Diamond Offshore Drilling Inc, Noble Corp., Seadrill Ltd, and Valaris Plc, which are part of the seven largest offshore drilling operators, have also turned to their creditors for help or started negotiations to change their debt structure. These endeavors are quite risky because they can lead to bankruptcy if failed.

Pacific Drilling said in June that changes to its debt terms were likely to be needed. For this reason, its managing team is also looking for opportunities for alternative financing if creditors do not agree with the changed conditions. In a similar situation is Shell Drilling, which ranks ninth in terms of revenue. The company is negotiating with its creditors for credit agreements that will take effect next year.

There is no denying that before Covid the industry had its problems due to the rather high costs and cheaper US shale oil. The discovery of new deposits off the coast of South America and Africa has provoked interest from leading oil companies to drill in deep waters. This led to the development of offshore activities two years ago.

The drilling giants, and not only they, started the year optimistically, predicting that oil prices would reach $ 60 a barrel. As the pandemic deepened in April, however, demand fell sharply, leading to oil prices of $ 20 a barrel.

Hopes for a recovery in the coming years are not high. Many oil producers are abandoning projects that cost $ 60 a barrel to make a profit. Companies expect years to pass before this price is reached. Chevron, Exxon Mobil, Petronas, and Royal Dutch Shell (RDSa.L) completed some of their drilling contracts earlier this year to save money.
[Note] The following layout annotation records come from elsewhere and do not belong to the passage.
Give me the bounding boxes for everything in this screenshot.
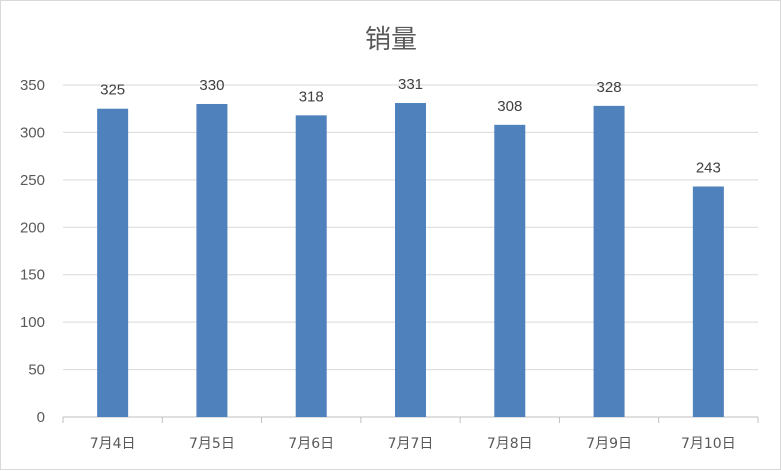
y-tick-label: 300 bbox=[20, 124, 45, 141]
data-label: 318 bbox=[299, 88, 324, 105]
data-labels: 325 330 318 331 308 328 243 bbox=[100, 76, 721, 176]
bar bbox=[692, 186, 724, 417]
bar bbox=[395, 103, 426, 417]
x-category-label: 7月6日 bbox=[288, 436, 334, 452]
x-category-label: 7月7日 bbox=[388, 436, 434, 452]
y-tick-label: 100 bbox=[20, 314, 45, 331]
x-category-label: 7月4日 bbox=[90, 436, 136, 452]
bar bbox=[196, 103, 228, 417]
y-tick-label: 150 bbox=[20, 267, 45, 284]
data-label: 331 bbox=[398, 76, 423, 93]
data-label: 243 bbox=[696, 159, 721, 176]
x-category-label: 7月8日 bbox=[487, 436, 533, 452]
data-label: 325 bbox=[100, 82, 125, 99]
y-tick-label: 50 bbox=[28, 362, 45, 379]
bar bbox=[494, 124, 526, 417]
bars bbox=[97, 103, 724, 418]
y-tick-label: 200 bbox=[20, 219, 45, 236]
x-category-label: 7月9日 bbox=[586, 436, 632, 452]
data-label: 308 bbox=[497, 98, 522, 115]
x-category-label: 7月10日 bbox=[681, 436, 736, 452]
y-tick-label: 250 bbox=[20, 172, 45, 189]
x-axis: 7月4日 7月5日 7月6日 7月7日 7月8日 7月9日 7月10日 bbox=[62, 417, 759, 452]
data-label: 328 bbox=[597, 79, 622, 96]
x-category-label: 7月5日 bbox=[189, 436, 235, 452]
chart-title: 销量 bbox=[365, 25, 417, 55]
bar bbox=[593, 105, 625, 418]
y-tick-label: 0 bbox=[37, 409, 45, 426]
y-tick-label: 350 bbox=[20, 77, 45, 94]
y-axis: 0 50 100 150 200 250 300 350 bbox=[20, 77, 45, 426]
data-label: 330 bbox=[199, 77, 224, 94]
bar bbox=[295, 115, 327, 418]
bar bbox=[97, 108, 129, 417]
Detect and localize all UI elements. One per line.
Many drilling operators have nothing to use as collateral for credit companies. A significant percentage of these companies scrap or withdraw vessels because they have come to the conclusion that it may be years before they need the equipment again. Valaris planned to abandon 11 platforms and “freeze” 9 others.

As a result of previous problems and a new wave of economic crisis, leading manufacturers have reduced their costs by between 30 and 50% to save money. It is predicted by experts in the field that the companies from the offshore industry will survive if they are able to refinance their loans and survive for the next two years.